Vee straightened after vomiting into the street. I grabbed her arm and steered her down the sidewalk, away from the mess and the suspicious copper who kept giving us the stink eye. When we were out of earshot, I whispered, “What just happened?”
She stopped. Her pale face accentuated the confusion in her eyes as she stared listlessly at the sidewalk. “I don’t know.”
“But we’re in Alloway.”
Her head jerked up to face me as she snapped, “I can see that.”

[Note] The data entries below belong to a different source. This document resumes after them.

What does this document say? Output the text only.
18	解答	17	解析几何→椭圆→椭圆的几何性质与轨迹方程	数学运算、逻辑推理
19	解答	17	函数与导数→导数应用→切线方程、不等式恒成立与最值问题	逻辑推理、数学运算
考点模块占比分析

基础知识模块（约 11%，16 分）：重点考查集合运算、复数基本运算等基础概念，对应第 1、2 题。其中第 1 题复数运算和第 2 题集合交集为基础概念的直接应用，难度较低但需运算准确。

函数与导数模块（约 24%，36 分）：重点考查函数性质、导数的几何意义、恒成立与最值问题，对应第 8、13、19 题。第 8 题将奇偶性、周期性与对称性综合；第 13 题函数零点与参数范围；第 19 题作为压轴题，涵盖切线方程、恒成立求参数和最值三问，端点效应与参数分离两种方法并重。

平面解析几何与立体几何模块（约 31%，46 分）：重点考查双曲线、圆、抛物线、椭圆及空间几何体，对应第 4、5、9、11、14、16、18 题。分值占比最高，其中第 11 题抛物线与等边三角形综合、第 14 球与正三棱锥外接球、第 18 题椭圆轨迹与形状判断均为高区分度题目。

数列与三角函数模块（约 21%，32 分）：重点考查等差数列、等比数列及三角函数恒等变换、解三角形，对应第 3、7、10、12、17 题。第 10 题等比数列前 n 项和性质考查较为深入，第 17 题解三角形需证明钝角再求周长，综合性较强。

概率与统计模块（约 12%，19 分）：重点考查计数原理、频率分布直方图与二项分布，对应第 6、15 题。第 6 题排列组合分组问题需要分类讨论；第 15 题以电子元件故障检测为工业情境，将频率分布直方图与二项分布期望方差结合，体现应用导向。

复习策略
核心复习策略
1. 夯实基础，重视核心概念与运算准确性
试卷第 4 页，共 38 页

Although misplaced, I understood her angry reaction and held up my hands, palms out to remind her that I wasn’t the enemy. “So what happened?”
“Let me think for a minute.” She sank onto a nearby bench.
“Okay.” I knew better than to push her when she needed time to process, so I paced up the sidewalk. The evening sun sat low on the horizon. In this part of Scotland, anything near seventy was considered a heat wave, and the temperature was indeed brisk. As soon as I had the thought, it was impossible not to feel the cold. Soon my teeth began to chatter.